November 2015 Conference

 


A first welcome note by Future Learning Lab to Stanford University November 2015

StanfordThe Fall 2015 Future Learning Conference is set for Mid November, at Stanford University. This is the 5th annual conference that we do in our Future Learning Lab network. Our goal is to set up an annual conference on Technology and Learning  in Silicon Valley aimed particularly at non-US target audiences and participants, and with a declared North- South Globalization framework. In that respect it will be different than existing conferences on Ed Tech. We are hoping to partner up with all the Nordic and Baltic countries to see this happen in 2016, and after that — no one knows.

A parallel to these internationalization efforts, Future Learning Lab also runs an annual conference in Norway which is targeted at Nordic academics and entrepreneurs, and which is also a collaboration between several Nordic countries and the US. We have worked closely with peers at Stanford University and around since 2010. Our particular focus on these conferences has from the start been the digitalization of higher education, learning technology and K12, as well as corporate learning. We try to stay dedicated to all three. We also try to be a mix every time and year between academics doing research and critique, and on the other side entrepreneurs seeking ways and means to build and be innovative in their international networking.


For some insight into our past conferences, please go check out the sidebars on this page, or contact us for information about streamed lectures and discussions. We have set up a new website in 2015, so some of the prior events will take some time to communicate. But they will get here, eventually. The prior four conferences have all been held in Norway, with streamed lectures by world-known scholars.


The main part of the 2015 version of the conference will be our two plenary days, held in the beautiful Paul Brest Hall at the Munger Conference Center on the Stanford campus i Palo Alto. We will advertise broadly, so we expect about 150-250 attendees, giving us the opportunity to both network widely and also pursue conversation and extended theme discussions. Our keynote speakers are selected with this in mind, offering solid grounds for continued project collaboration.


For those interested, after the two days of plenary conference, we will follow up with two days of peer paper presentation in academic mode.

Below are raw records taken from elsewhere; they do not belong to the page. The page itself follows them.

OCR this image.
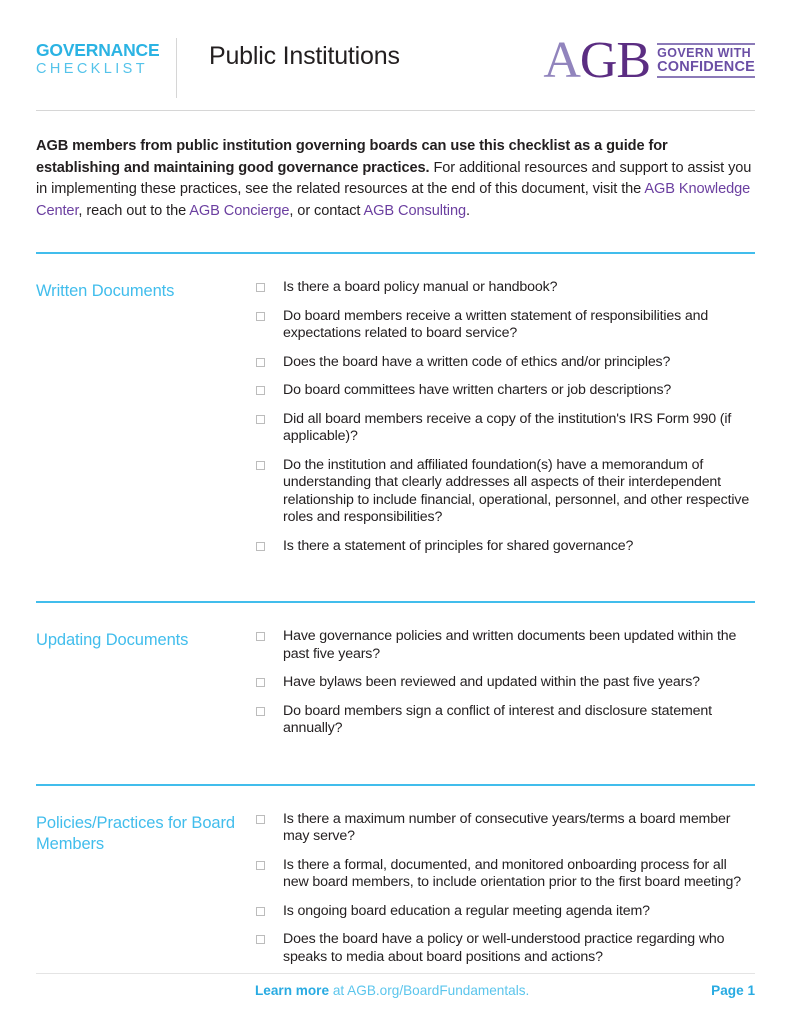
GOVERNANCE
CHECKLIST	Public Institutions	AGB GOVERN WITH
CONFIDENCE
AGB members from public institution governing boards can use this checklist as a guide for establishing and maintaining good governance practices. For additional resources and support to assist you in implementing these practices, see the related resources at the end of this document, visit the AGB Knowledge Center, reach out to the AGB Concierge, or contact AGB Consulting.
Written Documents	Is there a board policy manual or handbook?
Do board members receive a written statement of responsibilities and expectations related to board service?
Does the board have a written code of ethics and/or principles?
Do board committees have written charters or job descriptions?
Did all board members receive a copy of the institution's IRS Form 990 (if applicable)?
Do the institution and affiliated foundation(s) have a memorandum of understanding that clearly addresses all aspects of their interdependent relationship to include financial, operational, personnel, and other respective roles and responsibilities?
Is there a statement of principles for shared governance?
Updating Documents	Have governance policies and written documents been updated within the past five years?
Have bylaws been reviewed and updated within the past five years?
Do board members sign a conflict of interest and disclosure statement annually?
Policies/Practices for Board Members
Is there a maximum number of consecutive years/terms a board member may serve?
Is there a formal, documented, and monitored onboarding process for all new board members, to include orientation prior to the first board meeting?
Is ongoing board education a regular meeting agenda item?
Does the board have a policy or well-understood practice regarding who speaks to media about board positions and actions?
Learn more at AGB.org/BoardFundamentals.	Page 1
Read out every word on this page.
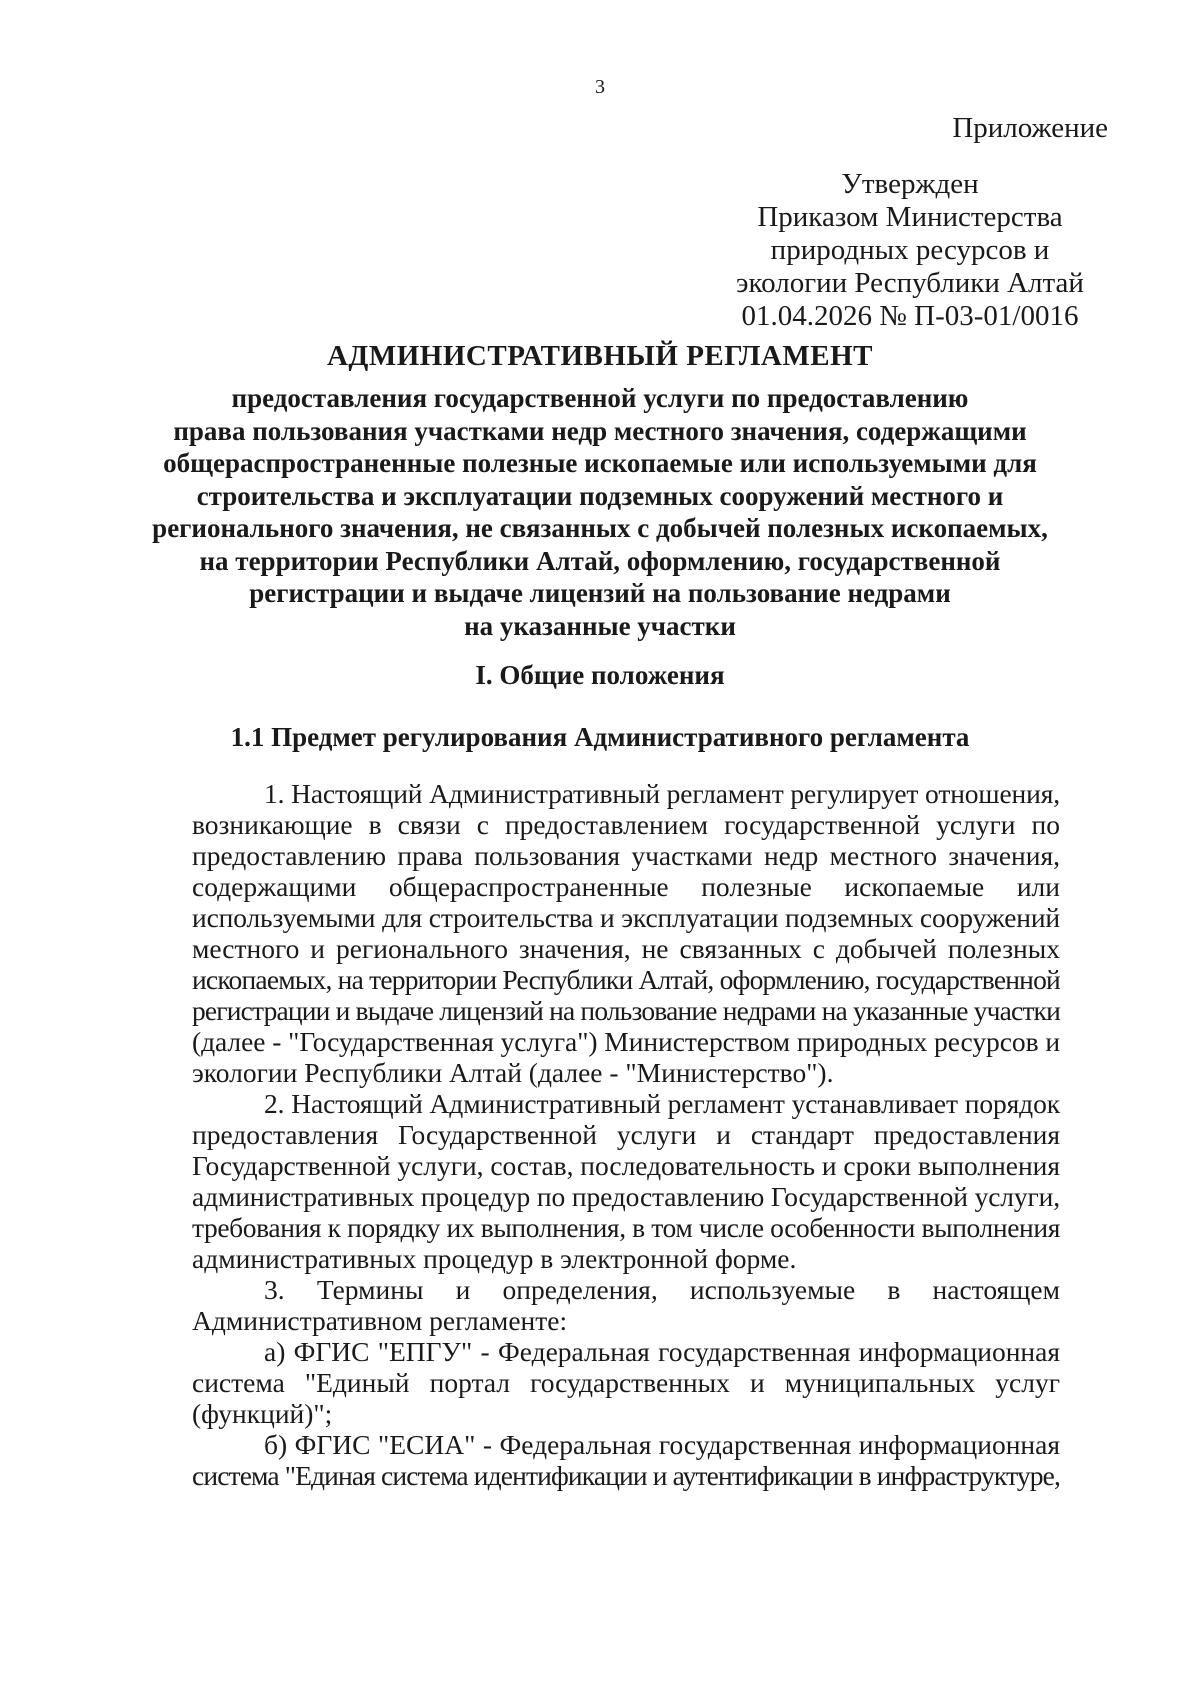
3
Приложение
Утвержден
Приказом Министерства
природных ресурсов и
экологии Республики Алтай
01.04.2026 № П-03-01/0016
АДМИНИСТРАТИВНЫЙ РЕГЛАМЕНТ
предоставления государственной услуги по предоставлению
права пользования участками недр местного значения, содержащими
общераспространенные полезные ископаемые или используемыми для
строительства и эксплуатации подземных сооружений местного и
регионального значения, не связанных с добычей полезных ископаемых,
на территории Республики Алтай, оформлению, государственной
регистрации и выдаче лицензий на пользование недрами
на указанные участки
I. Общие положения
1.1 Предмет регулирования Административного регламента
1. Настоящий Административный регламент регулирует отношения,
возникающие в связи с предоставлением государственной услуги по
предоставлению права пользования участками недр местного значения,
содержащими общераспространенные полезные ископаемые или
используемыми для строительства и эксплуатации подземных сооружений
местного и регионального значения, не связанных с добычей полезных
ископаемых, на территории Республики Алтай, оформлению, государственной
регистрации и выдаче лицензий на пользование недрами на указанные участки
(далее - "Государственная услуга") Министерством природных ресурсов и
экологии Республики Алтай (далее - "Министерство").
2. Настоящий Административный регламент устанавливает порядок
предоставления Государственной услуги и стандарт предоставления
Государственной услуги, состав, последовательность и сроки выполнения
административных процедур по предоставлению Государственной услуги,
требования к порядку их выполнения, в том числе особенности выполнения
административных процедур в электронной форме.
3. Термины и определения, используемые в настоящем
Административном регламенте:
а) ФГИС "ЕПГУ" - Федеральная государственная информационная
система "Единый портал государственных и муниципальных услуг
(функций)";
б) ФГИС "ЕСИА" - Федеральная государственная информационная
система "Единая система идентификации и аутентификации в инфраструктуре,
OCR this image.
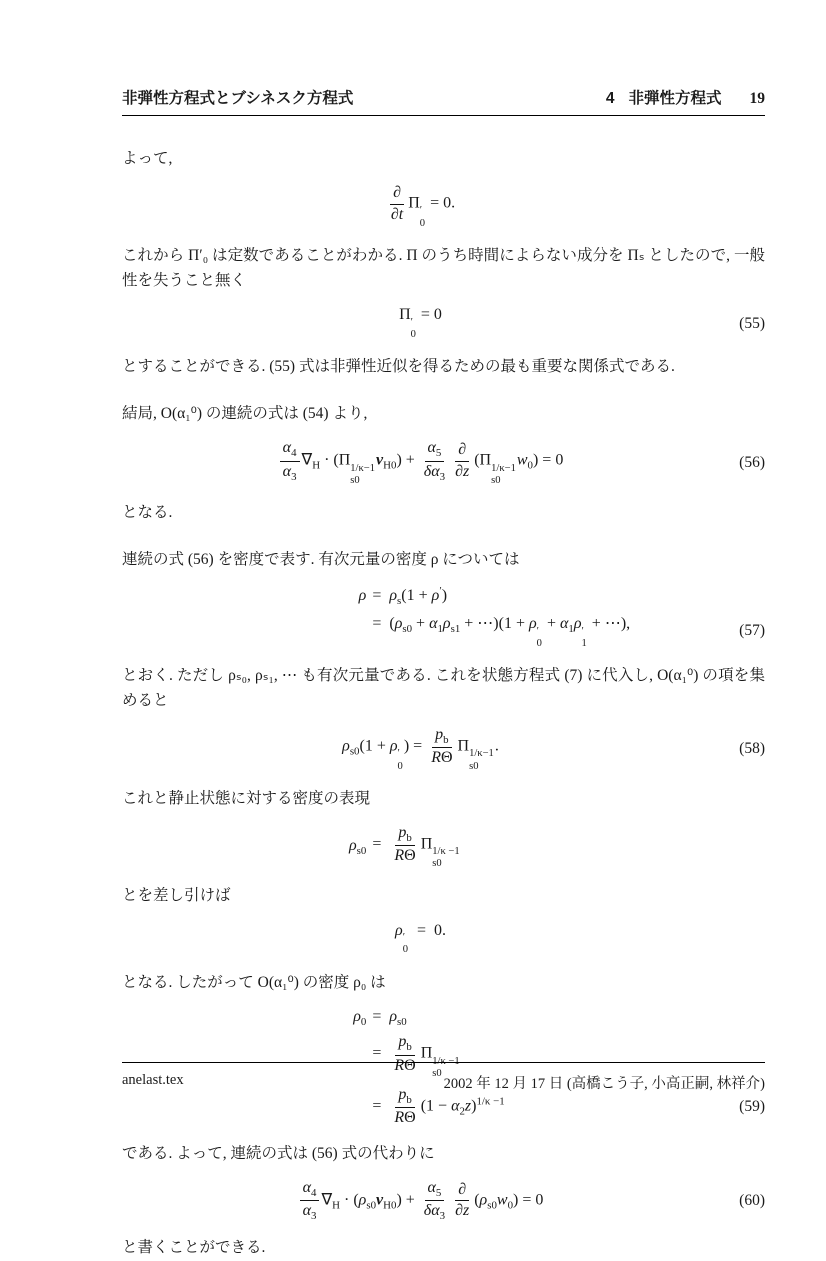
非弾性方程式とブシネスク方程式	4 非弾性方程式 19

よって,

∂
∂t
Π ′
0
= 0.	

これから Π′₀ は定数であることがわかる. Π のうち時間によらない成分を Πₛ としたので, 一般性を失うこと無く

Π ′
0
= 0	(55)

とすることができる. (55) 式は非弾性近似を得るための最も重要な関係式である.

結局, O(α₁⁰) の連続の式は (54) より,

$\frac{\alpha_4}{\alpha_3} \nabla_H \cdot (\Pi$ 1/κ−1
s0
$v_{H0}) + \frac{\alpha_5}{\delta\alpha_3}$ ∂
∂z
(Π 1/κ−1
s0
$w_0) = 0$	(56)

となる.

連続の式 (56) を密度で表す. 有次元量の密度 ρ については

ρ	=  $\rho_s(1 + \rho')$	
	=  ($\rho_{s0} + \alpha_1\rho_{s1}$ + ⋯)(1 + ρ ′
0
+ $\alpha_1\rho$ ′
1
+ ⋯),	(57)

とおく. ただし ρₛ₀, ρₛ₁, ⋯ も有次元量である. これを状態方程式 (7) に代入し, O(α₁⁰) の項を集めると

$\rho_{s0}(1 + \rho$ ′
0
) = $\frac{p_b}{R\Theta}$ Π 1/κ−1
s0
.	(58)

これと静止状態に対する密度の表現

$\rho_{s0}$	= $\frac{p_b}{R\Theta}$ Π 1/κ −1
s0

とを差し引けば

ρ ′
0
=  0.	

となる. したがって O(α₁⁰) の密度 ρ₀ は

$\rho_0$	=  $\rho_{s0}$	
	= $\frac{p_b}{R\Theta}$ Π 1/κ −1
s0

	= $\frac{p_b}{R\Theta} (1 - \alpha_2z)^{1/\kappa -1}$	(59)

である. よって, 連続の式は (56) 式の代わりに

$\frac{\alpha_4}{\alpha_3} \nabla_H \cdot (\rho_{s0}v_{H0}) + \frac{\alpha_5}{\delta\alpha_3}$ ∂
∂z
$(\rho_{s0}w_0) = 0$	(60)

と書くことができる.

anelast.tex	2002 年 12 月 17 日 (高橋こう子, 小高正嗣, 林祥介)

This is by invitation only, and invitations will come through our network and partners. It will come on the ECREA network — the European Association for Communication Research, as well as on IAMCR — the International Association for Mass Communication Research.


Beyond 2015: We are now looking to expand the network in order to be able to cope with larger and more complex comparative research issues relating to emergent digital learning landscapes now encapsulating the entire world and challenging us to rethink some basic elements of what we do as educators, students, instructors and individuals just seeking a re-fill. The fact of globalized education ought to seriously reshape our concern for the future of education institutions, as well.